Back at the Olympics after a 12-year absence, softball is expected to be one of the highlights of the Olympic programme, with the United States hoping to regain the crown they lost in Beijing against Japan.
We will show you the rules and highlights of softball in one minute. Whether you are familiar with softball or want to know more about it, "One Minute, One Sport" explains the sport and how it works. Watch the video below.
Softball is thought to have begun in the USA as an indoor version of baseball, so the latter could continue to be played during the off-season. The rules of both sports are very similar in terms of gameplay, with two teams of nine players seeking to score the most ‘runs’ by striking a ball and running round a sequence of bases to reach home. The teams alternate between batting and fielding, with each session called an ‘inning’, switching roles when the fielding team gets three opposing players out.
The team with the most runs after nine innings of alternate batting and fielding wins. If the teams are tied after seven innings, the game goes into a tie-breaker with adapted rules to accelerate scoring and provide a quick finish.
Softball was introduced as an Olympic medal sport for women only at Atlanta 1996. The sport was contested until 2008, then removed from the programme.
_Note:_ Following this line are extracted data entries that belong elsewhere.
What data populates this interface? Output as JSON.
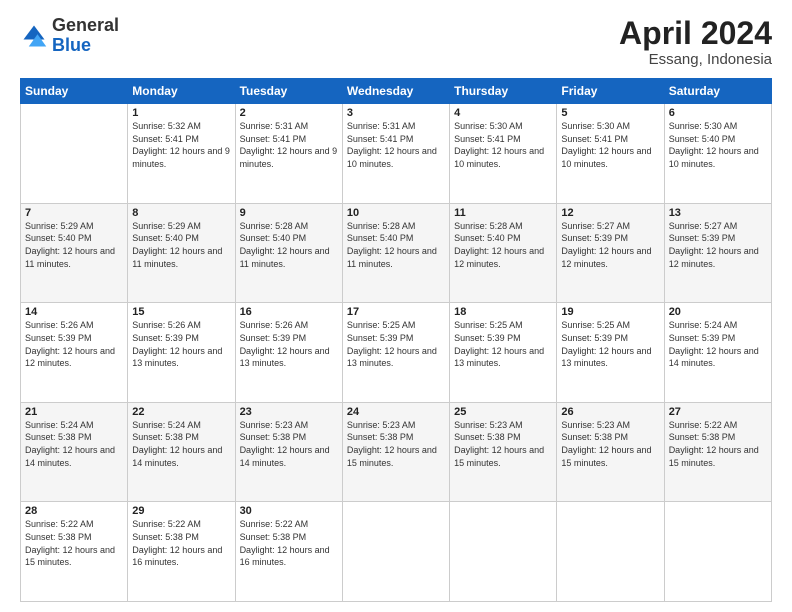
{
  "header": {
    "logo_line1": "General",
    "logo_line2": "Blue",
    "title": "April 2024",
    "subtitle": "Essang, Indonesia"
  },
  "columns": [
    "Sunday",
    "Monday",
    "Tuesday",
    "Wednesday",
    "Thursday",
    "Friday",
    "Saturday"
  ],
  "weeks": [
    [
      {
        "day": "",
        "sunrise": "",
        "sunset": "",
        "daylight": ""
      },
      {
        "day": "1",
        "sunrise": "Sunrise: 5:32 AM",
        "sunset": "Sunset: 5:41 PM",
        "daylight": "Daylight: 12 hours and 9 minutes."
      },
      {
        "day": "2",
        "sunrise": "Sunrise: 5:31 AM",
        "sunset": "Sunset: 5:41 PM",
        "daylight": "Daylight: 12 hours and 9 minutes."
      },
      {
        "day": "3",
        "sunrise": "Sunrise: 5:31 AM",
        "sunset": "Sunset: 5:41 PM",
        "daylight": "Daylight: 12 hours and 10 minutes."
      },
      {
        "day": "4",
        "sunrise": "Sunrise: 5:30 AM",
        "sunset": "Sunset: 5:41 PM",
        "daylight": "Daylight: 12 hours and 10 minutes."
      },
      {
        "day": "5",
        "sunrise": "Sunrise: 5:30 AM",
        "sunset": "Sunset: 5:41 PM",
        "daylight": "Daylight: 12 hours and 10 minutes."
      },
      {
        "day": "6",
        "sunrise": "Sunrise: 5:30 AM",
        "sunset": "Sunset: 5:40 PM",
        "daylight": "Daylight: 12 hours and 10 minutes."
      }
    ],
    [
      {
        "day": "7",
        "sunrise": "Sunrise: 5:29 AM",
        "sunset": "Sunset: 5:40 PM",
        "daylight": "Daylight: 12 hours and 11 minutes."
      },
      {
        "day": "8",
        "sunrise": "Sunrise: 5:29 AM",
        "sunset": "Sunset: 5:40 PM",
        "daylight": "Daylight: 12 hours and 11 minutes."
      },
      {
        "day": "9",
        "sunrise": "Sunrise: 5:28 AM",
        "sunset": "Sunset: 5:40 PM",
        "daylight": "Daylight: 12 hours and 11 minutes."
      },
      {
        "day": "10",
        "sunrise": "Sunrise: 5:28 AM",
        "sunset": "Sunset: 5:40 PM",
        "daylight": "Daylight: 12 hours and 11 minutes."
      },
      {
        "day": "11",
        "sunrise": "Sunrise: 5:28 AM",
        "sunset": "Sunset: 5:40 PM",
        "daylight": "Daylight: 12 hours and 12 minutes."
      },
      {
        "day": "12",
        "sunrise": "Sunrise: 5:27 AM",
        "sunset": "Sunset: 5:39 PM",
        "daylight": "Daylight: 12 hours and 12 minutes."
      },
      {
        "day": "13",
        "sunrise": "Sunrise: 5:27 AM",
        "sunset": "Sunset: 5:39 PM",
        "daylight": "Daylight: 12 hours and 12 minutes."
      }
    ],
    [
      {
        "day": "14",
        "sunrise": "Sunrise: 5:26 AM",
        "sunset": "Sunset: 5:39 PM",
        "daylight": "Daylight: 12 hours and 12 minutes."
      },
      {
        "day": "15",
        "sunrise": "Sunrise: 5:26 AM",
        "sunset": "Sunset: 5:39 PM",
        "daylight": "Daylight: 12 hours and 13 minutes."
      },
      {
        "day": "16",
        "sunrise": "Sunrise: 5:26 AM",
        "sunset": "Sunset: 5:39 PM",
        "daylight": "Daylight: 12 hours and 13 minutes."
      },
      {
        "day": "17",
        "sunrise": "Sunrise: 5:25 AM",
        "sunset": "Sunset: 5:39 PM",
        "daylight": "Daylight: 12 hours and 13 minutes."
      },
      {
        "day": "18",
        "sunrise": "Sunrise: 5:25 AM",
        "sunset": "Sunset: 5:39 PM",
        "daylight": "Daylight: 12 hours and 13 minutes."
      },
      {
        "day": "19",
        "sunrise": "Sunrise: 5:25 AM",
        "sunset": "Sunset: 5:39 PM",
        "daylight": "Daylight: 12 hours and 13 minutes."
      },
      {
        "day": "20",
        "sunrise": "Sunrise: 5:24 AM",
        "sunset": "Sunset: 5:39 PM",
        "daylight": "Daylight: 12 hours and 14 minutes."
      }
    ],
    [
      {
        "day": "21",
        "sunrise": "Sunrise: 5:24 AM",
        "sunset": "Sunset: 5:38 PM",
        "daylight": "Daylight: 12 hours and 14 minutes."
      },
      {
        "day": "22",
        "sunrise": "Sunrise: 5:24 AM",
        "sunset": "Sunset: 5:38 PM",
        "daylight": "Daylight: 12 hours and 14 minutes."
      },
      {
        "day": "23",
        "sunrise": "Sunrise: 5:23 AM",
        "sunset": "Sunset: 5:38 PM",
        "daylight": "Daylight: 12 hours and 14 minutes."
      },
      {
        "day": "24",
        "sunrise": "Sunrise: 5:23 AM",
        "sunset": "Sunset: 5:38 PM",
        "daylight": "Daylight: 12 hours and 15 minutes."
      },
      {
        "day": "25",
        "sunrise": "Sunrise: 5:23 AM",
        "sunset": "Sunset: 5:38 PM",
        "daylight": "Daylight: 12 hours and 15 minutes."
      },
      {
        "day": "26",
        "sunrise": "Sunrise: 5:23 AM",
        "sunset": "Sunset: 5:38 PM",
        "daylight": "Daylight: 12 hours and 15 minutes."
      },
      {
        "day": "27",
        "sunrise": "Sunrise: 5:22 AM",
        "sunset": "Sunset: 5:38 PM",
        "daylight": "Daylight: 12 hours and 15 minutes."
      }
    ],
    [
      {
        "day": "28",
        "sunrise": "Sunrise: 5:22 AM",
        "sunset": "Sunset: 5:38 PM",
        "daylight": "Daylight: 12 hours and 15 minutes."
      },
      {
        "day": "29",
        "sunrise": "Sunrise: 5:22 AM",
        "sunset": "Sunset: 5:38 PM",
        "daylight": "Daylight: 12 hours and 16 minutes."
      },
      {
        "day": "30",
        "sunrise": "Sunrise: 5:22 AM",
        "sunset": "Sunset: 5:38 PM",
        "daylight": "Daylight: 12 hours and 16 minutes."
      },
      {
        "day": "",
        "sunrise": "",
        "sunset": "",
        "daylight": ""
      },
      {
        "day": "",
        "sunrise": "",
        "sunset": "",
        "daylight": ""
      },
      {
        "day": "",
        "sunrise": "",
        "sunset": "",
        "daylight": ""
      },
      {
        "day": "",
        "sunrise": "",
        "sunset": "",
        "daylight": ""
      }
    ]
  ]
}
An invitation by the International Olympic Committee for the host country to propose the temporary inclusion of additional events saw the Tokyo 2020 Organising Committee propose both women's softball and men's baseball.
The competition will be run by the World Baseball Softball Confederation (WBSC), the world governing body established in 2013 by the merger of the International Softball Federation and the International Baseball Federation.
Eyes on the ball
Softball differs from baseball in that it uses a smaller playing area, with a shorter distance between pitcher and batter. In addition, the ball is larger and less dense, and the bat no longer than 34 inches (86.4cm) compared to 42 inches (106.7cm).
Softball's other key difference is the requirement that pitches be thrown underhand with the ball released while the wrist is passing the side of the body. The windmill pitch, in which the arm traces a large circle to employ centrifugal force as a means of imparting speed to the ball, is the most popular pitching technique.
Top female players can achieve speeds in excess of 100km/h. Due to the shorter distance between pitcher and batter, this is considered to rival a baseball pitch of about 150km/h in terms of perceived speed.
As with baseball, the battle of wits between pitcher and batter is a feature of the game as the pitcher serves up different balls including the riseball, which uses backspin to give the impression of rising as it moves towards the batter, and the drop pitch, which sinks as it approaches the batter.
Making a pitch for medals
Due to softball's deep roots and popularity as a recreational sport, the USA has a wellspring of players from which it can draw. The American team has dominated Olympic Softball, winning gold at Atlanta 1996, Sydney 2000 and Athens 2004.
However, this 22-match winning run ended in the final at Beijing 2008, when Japan won 3-1 in what was considered one of the Games' biggest upsets — not least because Japan had previously lost to the USA in both the preliminary round and the medal round.
At Tokyo 2020, just six teams will compete, leaving little room for error in the quest for a medal. USA will be clear favourites but Japan will base its challenge on an impregnable defense and blazing-fast pitching. A thrilling competition will help Softball attract further attention and grow in popularity worldwide.
Because the distance between bases is shorter in softball than baseball, there are many close plays at first base. The double-base was created to avoid accidents caused by contact between the runner and the baseman. The base sits astride the first base line with the white base on the fair side and the orange base on the foul side.